Demand for cold storage is also elevated by consumers’ aversion to chemical food preservatives. The best way to keep heat-sensitive food fresh, including fresh fruits and vegetables, is to keep them cold as soon as they’re harvested and then immediately transported to cold storage warehouses. Refrigeration is the best way to keep food fresh without the need for chemicals. This consumer demand for chemical-free fresh food has also created a shift in cold chain logistics in recent years. For example: some farmers are using portable cold storage pods on their farms to instantly keep harvested crops and meats cool. The pods are then loaded onto a tractor trailer truck, which transports it to a port to be loaded on a ship that ferries it to a cold storage warehouse. It’s the same refrigerated pod from harvest to cold storage – and at every point the pod can be plugged in and maintained at a safe, consistent temperature. This shift is precisely why the North Carolina Ports Authority in Wilmington recently remodeled to include a $14 million refrigerated container yard on its port to meet the demand.
While it’s true that the vast majority of people who are creating this demand and grocery shopping online today are millennials – a demographic who learned at a young age that clicking meant delivery within a few hours – baby boomers and older adults are rapidly catching on thanks to social distancing, mobility issues and health concerns. All that online grocery shopping is creating a cold storage shortage and a boom in the warehousing business.

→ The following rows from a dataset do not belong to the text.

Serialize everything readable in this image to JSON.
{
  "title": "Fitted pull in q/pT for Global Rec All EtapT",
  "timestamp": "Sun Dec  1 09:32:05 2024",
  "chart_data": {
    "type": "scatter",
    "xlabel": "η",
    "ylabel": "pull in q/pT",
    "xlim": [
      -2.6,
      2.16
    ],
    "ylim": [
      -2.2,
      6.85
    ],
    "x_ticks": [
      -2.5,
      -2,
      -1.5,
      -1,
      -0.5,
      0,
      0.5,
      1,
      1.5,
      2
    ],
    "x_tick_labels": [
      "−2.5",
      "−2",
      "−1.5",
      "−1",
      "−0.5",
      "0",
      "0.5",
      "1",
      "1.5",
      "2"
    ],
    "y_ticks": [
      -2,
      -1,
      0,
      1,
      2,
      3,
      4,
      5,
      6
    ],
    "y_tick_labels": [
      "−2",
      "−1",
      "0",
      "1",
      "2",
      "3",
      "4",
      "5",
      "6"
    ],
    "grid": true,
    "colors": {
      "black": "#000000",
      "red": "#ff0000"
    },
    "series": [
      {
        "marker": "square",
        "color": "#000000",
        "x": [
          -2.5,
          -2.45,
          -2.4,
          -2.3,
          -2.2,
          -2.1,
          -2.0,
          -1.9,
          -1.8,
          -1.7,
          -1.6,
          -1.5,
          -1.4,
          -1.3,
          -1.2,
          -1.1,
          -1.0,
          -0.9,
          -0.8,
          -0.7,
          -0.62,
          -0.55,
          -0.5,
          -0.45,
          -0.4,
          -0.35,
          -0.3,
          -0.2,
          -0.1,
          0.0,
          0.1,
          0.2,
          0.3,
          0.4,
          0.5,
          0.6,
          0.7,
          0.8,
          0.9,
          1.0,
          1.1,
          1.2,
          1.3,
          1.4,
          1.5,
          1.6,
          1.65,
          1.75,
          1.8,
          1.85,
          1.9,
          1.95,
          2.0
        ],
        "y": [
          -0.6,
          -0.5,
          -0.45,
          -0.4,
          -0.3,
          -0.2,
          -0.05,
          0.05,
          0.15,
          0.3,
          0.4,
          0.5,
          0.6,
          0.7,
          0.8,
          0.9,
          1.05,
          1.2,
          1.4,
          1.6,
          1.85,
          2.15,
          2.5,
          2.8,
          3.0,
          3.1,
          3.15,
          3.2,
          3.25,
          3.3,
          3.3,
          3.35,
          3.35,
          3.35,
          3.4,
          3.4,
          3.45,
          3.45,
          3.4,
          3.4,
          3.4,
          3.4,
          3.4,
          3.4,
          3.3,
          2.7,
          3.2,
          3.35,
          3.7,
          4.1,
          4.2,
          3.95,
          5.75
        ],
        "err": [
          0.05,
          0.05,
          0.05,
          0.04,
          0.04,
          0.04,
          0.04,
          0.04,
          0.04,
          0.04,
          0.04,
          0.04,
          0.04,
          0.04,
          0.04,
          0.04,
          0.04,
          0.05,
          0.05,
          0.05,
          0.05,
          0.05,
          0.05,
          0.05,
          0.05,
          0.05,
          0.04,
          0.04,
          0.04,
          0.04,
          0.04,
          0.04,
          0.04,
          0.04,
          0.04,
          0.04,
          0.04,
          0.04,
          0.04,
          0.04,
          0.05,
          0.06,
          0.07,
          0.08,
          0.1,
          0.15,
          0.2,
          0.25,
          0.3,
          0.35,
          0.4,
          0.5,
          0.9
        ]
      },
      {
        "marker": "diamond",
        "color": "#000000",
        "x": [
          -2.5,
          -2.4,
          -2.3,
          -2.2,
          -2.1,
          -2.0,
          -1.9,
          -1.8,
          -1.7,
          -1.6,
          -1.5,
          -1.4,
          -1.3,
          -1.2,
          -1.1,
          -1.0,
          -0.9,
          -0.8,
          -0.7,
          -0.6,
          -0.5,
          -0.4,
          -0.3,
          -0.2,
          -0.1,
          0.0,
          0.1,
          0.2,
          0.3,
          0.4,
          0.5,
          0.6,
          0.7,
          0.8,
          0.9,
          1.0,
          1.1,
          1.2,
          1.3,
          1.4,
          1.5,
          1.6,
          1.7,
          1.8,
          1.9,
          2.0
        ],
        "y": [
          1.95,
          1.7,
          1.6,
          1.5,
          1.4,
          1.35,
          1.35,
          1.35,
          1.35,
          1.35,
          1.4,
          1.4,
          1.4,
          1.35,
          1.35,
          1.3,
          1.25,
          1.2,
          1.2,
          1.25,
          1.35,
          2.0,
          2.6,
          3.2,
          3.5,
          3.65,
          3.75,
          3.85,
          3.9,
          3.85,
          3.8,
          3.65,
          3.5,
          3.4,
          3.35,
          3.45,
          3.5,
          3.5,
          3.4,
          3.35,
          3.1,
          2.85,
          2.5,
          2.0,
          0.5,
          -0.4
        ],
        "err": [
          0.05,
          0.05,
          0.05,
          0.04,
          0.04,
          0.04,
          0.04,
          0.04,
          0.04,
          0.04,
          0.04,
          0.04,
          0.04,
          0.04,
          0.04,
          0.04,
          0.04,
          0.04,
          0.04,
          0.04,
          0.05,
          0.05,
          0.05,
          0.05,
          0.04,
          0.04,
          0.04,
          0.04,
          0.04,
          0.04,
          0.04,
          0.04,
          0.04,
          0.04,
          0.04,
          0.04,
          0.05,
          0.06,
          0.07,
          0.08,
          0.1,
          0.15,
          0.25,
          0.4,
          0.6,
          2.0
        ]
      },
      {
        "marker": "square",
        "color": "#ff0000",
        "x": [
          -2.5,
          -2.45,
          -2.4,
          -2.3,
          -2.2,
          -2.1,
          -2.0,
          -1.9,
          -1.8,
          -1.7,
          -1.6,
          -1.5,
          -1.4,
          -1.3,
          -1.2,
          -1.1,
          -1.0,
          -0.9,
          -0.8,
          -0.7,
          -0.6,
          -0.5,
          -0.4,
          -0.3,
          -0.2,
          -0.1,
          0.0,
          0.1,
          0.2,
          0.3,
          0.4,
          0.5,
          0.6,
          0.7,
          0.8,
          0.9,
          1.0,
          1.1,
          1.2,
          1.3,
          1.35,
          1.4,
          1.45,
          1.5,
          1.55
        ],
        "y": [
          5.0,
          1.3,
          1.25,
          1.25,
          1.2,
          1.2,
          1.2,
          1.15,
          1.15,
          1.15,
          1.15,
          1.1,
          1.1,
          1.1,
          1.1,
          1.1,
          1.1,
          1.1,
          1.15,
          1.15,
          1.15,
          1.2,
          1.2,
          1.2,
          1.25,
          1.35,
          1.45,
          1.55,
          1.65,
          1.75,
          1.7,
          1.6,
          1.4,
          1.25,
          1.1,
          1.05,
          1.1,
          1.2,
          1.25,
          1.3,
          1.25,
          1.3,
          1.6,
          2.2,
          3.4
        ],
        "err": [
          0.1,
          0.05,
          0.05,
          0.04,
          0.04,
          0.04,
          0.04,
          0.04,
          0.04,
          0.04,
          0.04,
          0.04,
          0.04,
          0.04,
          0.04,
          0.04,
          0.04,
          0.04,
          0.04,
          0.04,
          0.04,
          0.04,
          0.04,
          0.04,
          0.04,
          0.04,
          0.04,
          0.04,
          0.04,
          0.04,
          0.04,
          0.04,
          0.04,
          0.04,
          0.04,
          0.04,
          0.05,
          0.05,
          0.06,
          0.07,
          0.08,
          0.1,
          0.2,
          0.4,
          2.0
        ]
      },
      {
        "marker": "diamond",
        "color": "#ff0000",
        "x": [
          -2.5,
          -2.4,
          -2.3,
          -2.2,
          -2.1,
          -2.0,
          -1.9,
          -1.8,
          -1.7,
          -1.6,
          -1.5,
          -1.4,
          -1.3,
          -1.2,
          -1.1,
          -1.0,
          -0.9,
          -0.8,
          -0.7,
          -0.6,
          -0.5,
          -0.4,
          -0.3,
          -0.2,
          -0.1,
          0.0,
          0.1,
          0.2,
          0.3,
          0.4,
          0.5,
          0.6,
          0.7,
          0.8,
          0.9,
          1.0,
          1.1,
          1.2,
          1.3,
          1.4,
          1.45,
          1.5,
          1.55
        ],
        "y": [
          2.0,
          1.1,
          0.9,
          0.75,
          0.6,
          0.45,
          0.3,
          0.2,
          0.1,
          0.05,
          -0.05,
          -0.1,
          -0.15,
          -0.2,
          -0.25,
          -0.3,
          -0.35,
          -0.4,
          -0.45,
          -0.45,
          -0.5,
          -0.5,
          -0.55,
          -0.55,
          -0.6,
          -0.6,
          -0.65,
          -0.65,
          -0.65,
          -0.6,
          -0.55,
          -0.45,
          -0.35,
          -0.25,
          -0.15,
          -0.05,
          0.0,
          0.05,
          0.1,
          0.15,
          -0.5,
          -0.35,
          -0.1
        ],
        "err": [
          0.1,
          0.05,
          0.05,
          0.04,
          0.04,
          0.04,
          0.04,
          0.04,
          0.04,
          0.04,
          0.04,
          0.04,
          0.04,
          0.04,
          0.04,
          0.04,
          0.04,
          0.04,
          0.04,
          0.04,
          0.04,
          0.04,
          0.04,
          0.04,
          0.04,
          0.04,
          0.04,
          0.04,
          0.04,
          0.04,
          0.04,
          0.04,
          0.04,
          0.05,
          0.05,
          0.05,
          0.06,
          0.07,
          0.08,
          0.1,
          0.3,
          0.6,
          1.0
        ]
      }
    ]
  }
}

Online grocery shopping has traditionally been at the bottom of the food chain for what consumers shop for online, but it’s poised to heat up quickly. In 2017, for example, online grocery sales represented only 3% ($19 billion) of total grocery sales but that is expected to increase to 13% ($100 billion) by 2024, according to FMI/Nielsen.
What does all this mean for cold storage warehouse real estate? Up to 35 million square feet of cold storage for food distribution will likely be shifted from retail to industrial properties within the next four years.